Собака, дескать, была никудышная и чем-то болела, один вред от нее.
Щенка сторож нашел в норе над речным обрывом. Еще четверо его братьев и сестер околели два дня назад. И дворняга выла всю ночь на луну за старой пристанью.
Капитан разрешил оставить щенка на буксире. Тут же кто-то из команды дал ему кличку — Листок.
Мордочка у щенка была острая и сердитая. Темно-серая шерстка на спине чуть лоснилась, а хвост завивался колечком. Он совсем не был похож на свою мать.
Листок быстро освоился на палубе. Правда, в руки сперва никому не давался, и, если кто-то из матросов пытался взять его, он ловко увертывался и убегал на корму. Там он прятался под выцветшим брезентом. Дико, по-лесному, блестели оттуда его зеленые глаза. Щенок, наверное, тосковал по матери, ее ласке и теплу.
Володька Сазонов принес ему с камбуза молоко, но он только шлепнул несколько раз языком и отошел в сторону. Потом, недовольно фыркая, Листок облизал испачканный в молоке нос.
Сазонов резким движением схватил щенка. Листок забился в сильных руках с таким отчаянием, что Володьке показалось, будто он держит мягкую заводную игрушку.
Володька отпустил щенка на палубу и сунул ему в рот кусочек сахара. Листок выронил сахар, но, подумав, обнюхал, осторожно взял в рот и старательно захрустел.
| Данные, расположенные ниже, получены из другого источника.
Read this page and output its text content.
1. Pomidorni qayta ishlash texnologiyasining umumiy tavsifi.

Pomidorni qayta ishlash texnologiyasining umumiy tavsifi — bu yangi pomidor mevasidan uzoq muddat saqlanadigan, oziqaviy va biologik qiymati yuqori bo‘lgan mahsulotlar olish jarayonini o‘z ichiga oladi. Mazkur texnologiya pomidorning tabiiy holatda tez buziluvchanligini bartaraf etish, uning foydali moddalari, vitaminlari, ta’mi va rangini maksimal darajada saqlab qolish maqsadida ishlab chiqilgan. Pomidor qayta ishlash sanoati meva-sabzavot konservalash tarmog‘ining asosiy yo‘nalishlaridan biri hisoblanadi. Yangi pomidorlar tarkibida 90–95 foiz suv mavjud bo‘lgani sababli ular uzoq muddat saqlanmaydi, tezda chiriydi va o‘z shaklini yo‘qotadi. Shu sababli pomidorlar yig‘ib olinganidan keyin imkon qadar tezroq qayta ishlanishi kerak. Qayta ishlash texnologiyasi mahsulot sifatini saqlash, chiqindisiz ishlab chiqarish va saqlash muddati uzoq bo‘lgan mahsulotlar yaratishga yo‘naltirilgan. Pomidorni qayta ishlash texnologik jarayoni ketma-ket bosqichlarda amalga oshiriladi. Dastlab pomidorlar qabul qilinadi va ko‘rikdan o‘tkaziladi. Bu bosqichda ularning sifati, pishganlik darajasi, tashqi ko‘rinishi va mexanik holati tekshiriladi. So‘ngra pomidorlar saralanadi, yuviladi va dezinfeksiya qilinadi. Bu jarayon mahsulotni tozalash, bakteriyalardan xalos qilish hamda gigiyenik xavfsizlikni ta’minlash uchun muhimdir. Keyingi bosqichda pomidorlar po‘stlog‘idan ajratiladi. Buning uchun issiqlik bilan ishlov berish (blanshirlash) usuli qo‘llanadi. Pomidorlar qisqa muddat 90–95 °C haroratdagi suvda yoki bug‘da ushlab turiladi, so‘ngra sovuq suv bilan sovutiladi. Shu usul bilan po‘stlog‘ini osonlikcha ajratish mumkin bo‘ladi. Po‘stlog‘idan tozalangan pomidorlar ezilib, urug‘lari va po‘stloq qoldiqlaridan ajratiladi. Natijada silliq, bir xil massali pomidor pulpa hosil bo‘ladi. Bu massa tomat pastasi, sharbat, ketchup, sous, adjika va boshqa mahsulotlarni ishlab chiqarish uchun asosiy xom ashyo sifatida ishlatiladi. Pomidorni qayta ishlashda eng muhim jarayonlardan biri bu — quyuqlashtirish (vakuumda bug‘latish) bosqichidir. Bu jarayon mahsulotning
Покончив с лакомством, он облизнулся и некоторое время выжидательно смотрел то на Сазонова, то на Егорыча.
Но у Володьки начиналась вахта, и он, помахав щенку рукой, отправился в рулевую рубку. Листок сделал за ним несколько неуверенных шажков, потом вдруг резко повернулся и побежал в обратную сторону, к облюбованному месту под брезентом. До самого вечера Листок не показывался оттуда.
Из-за дальнего острова как-то спешно вынырнул месяц. Озарил речку мутным зеленоватым светом.
Пашка, закончив ужинать, собрался было спуститься в кубрик почитать перед сном, как вдруг услышал на корме шорох. Сделав несколько шагов, он увидел щенка, играющего краем брезента.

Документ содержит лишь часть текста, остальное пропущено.